First Lady of Physics Gets Stamp of Approval

Once snubbed by the Nobel Prize committee, nuclear physicist Dr. Chien-Shiung Wu is getting national recognition—from the USPS.
By Maddy Weinberg

IN FEBRUARY, THE U.S. POSTAL SERVICE released a new Forever Stamp honoring the late Dr. Chien-Shiung Wu, one of the most influential nuclear physicists of her era.

Born in China in 1912, Wu came to America at age 24 and studied nuclear physics at Cal. As a graduate student, she worked at Berkeley’s Radiation Laboratory—now the Lawrence Berkeley National Lab—under Ernest O. Lawrence, for whom the lab was later renamed.

In 1944, Wu, like Nobel laureate and fellow Radiation Lab physicist Emilio Segrè, joined the Manhattan Project, where she helped develop the uranium enrichment process.

Nicknamed the “First Lady of Physics,” Wu is best known for her contribution to the discovery that parity is not conserved in weak nuclear interactions. Though it was her expertise that helped prove this hypothesis, Wu was not included when her male colleagues, Tsung-Dao Lee and Chen-Ning Yang, won the 1957 Nobel Prize in Physics for the discovery. Her role was finally acknowledged in 1978, when she was awarded the first-ever Wolf Prize.

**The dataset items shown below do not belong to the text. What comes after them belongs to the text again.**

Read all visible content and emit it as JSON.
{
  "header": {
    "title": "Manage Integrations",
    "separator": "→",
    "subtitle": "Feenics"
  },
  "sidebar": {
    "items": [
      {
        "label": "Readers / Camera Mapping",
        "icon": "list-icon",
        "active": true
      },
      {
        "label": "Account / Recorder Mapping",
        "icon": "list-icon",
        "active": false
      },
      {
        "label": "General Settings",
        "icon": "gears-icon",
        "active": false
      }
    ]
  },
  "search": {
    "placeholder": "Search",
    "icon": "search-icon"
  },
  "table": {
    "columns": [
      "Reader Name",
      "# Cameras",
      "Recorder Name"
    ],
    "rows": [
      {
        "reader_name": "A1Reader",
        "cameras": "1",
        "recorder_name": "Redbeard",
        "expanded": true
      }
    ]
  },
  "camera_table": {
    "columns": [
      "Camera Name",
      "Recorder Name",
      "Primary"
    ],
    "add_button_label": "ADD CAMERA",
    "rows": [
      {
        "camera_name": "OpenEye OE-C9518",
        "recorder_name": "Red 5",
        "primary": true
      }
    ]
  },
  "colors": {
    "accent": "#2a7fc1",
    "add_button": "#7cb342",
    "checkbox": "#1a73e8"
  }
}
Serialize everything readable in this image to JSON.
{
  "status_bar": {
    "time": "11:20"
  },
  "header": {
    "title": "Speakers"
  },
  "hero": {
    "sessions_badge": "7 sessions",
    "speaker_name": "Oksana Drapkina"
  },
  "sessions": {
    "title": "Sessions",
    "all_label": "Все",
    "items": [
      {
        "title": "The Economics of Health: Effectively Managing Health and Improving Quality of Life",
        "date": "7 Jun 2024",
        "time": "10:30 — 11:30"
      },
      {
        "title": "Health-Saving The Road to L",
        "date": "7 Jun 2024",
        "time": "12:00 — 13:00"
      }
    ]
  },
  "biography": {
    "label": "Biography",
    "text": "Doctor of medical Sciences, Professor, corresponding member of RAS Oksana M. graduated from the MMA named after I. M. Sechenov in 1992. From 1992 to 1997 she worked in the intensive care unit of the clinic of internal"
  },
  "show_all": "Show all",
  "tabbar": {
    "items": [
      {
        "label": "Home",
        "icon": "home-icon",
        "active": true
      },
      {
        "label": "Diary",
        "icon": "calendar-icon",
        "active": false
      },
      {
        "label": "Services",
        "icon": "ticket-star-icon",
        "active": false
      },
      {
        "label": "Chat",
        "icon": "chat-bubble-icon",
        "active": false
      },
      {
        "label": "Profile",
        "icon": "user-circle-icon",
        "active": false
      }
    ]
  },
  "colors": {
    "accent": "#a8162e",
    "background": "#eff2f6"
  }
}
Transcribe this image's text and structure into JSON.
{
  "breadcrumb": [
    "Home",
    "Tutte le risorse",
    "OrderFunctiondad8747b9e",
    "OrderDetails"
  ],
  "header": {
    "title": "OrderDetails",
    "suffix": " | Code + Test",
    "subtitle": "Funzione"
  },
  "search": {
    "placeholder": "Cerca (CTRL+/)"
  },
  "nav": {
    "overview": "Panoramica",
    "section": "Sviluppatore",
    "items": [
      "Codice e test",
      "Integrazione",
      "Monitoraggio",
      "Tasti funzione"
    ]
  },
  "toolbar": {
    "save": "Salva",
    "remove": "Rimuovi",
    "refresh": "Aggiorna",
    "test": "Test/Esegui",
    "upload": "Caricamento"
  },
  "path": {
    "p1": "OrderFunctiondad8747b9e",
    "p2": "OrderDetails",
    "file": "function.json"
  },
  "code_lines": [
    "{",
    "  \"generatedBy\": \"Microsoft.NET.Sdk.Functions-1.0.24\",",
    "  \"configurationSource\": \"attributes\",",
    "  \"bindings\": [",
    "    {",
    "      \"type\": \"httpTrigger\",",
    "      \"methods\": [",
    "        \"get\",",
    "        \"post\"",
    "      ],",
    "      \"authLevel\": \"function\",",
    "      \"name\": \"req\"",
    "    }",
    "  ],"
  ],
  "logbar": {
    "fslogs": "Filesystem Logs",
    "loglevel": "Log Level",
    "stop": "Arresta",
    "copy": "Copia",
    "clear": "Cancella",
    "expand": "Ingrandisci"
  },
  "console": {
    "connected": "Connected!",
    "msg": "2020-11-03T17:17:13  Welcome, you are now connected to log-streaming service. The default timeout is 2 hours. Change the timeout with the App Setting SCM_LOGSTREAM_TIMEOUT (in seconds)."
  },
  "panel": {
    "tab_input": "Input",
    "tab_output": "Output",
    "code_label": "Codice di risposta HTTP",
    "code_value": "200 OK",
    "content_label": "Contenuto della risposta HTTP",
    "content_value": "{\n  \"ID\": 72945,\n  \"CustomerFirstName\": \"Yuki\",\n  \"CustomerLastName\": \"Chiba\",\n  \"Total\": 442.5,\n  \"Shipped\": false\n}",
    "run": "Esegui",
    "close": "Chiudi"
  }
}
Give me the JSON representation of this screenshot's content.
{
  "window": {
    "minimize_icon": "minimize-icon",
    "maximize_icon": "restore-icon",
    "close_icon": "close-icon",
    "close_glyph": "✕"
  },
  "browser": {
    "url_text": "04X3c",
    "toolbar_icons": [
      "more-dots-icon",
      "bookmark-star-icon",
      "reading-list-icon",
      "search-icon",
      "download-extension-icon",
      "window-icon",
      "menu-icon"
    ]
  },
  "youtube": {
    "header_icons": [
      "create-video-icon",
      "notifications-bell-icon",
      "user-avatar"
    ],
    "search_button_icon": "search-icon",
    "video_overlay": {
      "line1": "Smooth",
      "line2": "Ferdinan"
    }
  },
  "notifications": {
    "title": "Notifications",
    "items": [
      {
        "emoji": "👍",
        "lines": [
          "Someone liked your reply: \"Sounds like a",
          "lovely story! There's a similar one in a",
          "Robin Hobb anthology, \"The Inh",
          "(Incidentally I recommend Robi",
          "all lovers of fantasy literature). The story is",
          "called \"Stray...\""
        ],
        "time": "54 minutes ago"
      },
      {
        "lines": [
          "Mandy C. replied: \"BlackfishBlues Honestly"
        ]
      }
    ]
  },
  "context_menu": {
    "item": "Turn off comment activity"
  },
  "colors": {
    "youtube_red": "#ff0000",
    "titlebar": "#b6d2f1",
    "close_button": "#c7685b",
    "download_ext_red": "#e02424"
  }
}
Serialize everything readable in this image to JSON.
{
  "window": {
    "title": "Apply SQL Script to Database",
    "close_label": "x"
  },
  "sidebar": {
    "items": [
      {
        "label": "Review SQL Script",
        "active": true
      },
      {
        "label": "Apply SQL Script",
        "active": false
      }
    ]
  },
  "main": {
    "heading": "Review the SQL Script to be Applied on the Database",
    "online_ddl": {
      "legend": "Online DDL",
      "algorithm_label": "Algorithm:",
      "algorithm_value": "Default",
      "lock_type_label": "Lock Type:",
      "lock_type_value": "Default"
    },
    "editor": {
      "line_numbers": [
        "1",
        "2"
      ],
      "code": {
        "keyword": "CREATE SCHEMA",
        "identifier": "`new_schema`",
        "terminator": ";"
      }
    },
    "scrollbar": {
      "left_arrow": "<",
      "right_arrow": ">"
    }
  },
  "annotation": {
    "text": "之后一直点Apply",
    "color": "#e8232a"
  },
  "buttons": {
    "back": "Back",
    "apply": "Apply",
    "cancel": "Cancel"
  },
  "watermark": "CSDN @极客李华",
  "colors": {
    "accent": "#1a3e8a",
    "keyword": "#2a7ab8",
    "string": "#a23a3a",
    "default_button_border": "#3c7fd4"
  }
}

During her decades-long career, Wu taught at Princeton and Columbia, developed improved Geiger counters, earned eight honorary degrees, received the National Medal of Science, and served as the first female president of the American Physical Society.

“When we think about the best of America, Wu comes to mind,” said Postal Service spokesperson Mauresa Pittman. The Chien-Shiung Wu Forever Stamp is now available for purchase online and at post offices nationwide.

From the Spring 2021 issue of California.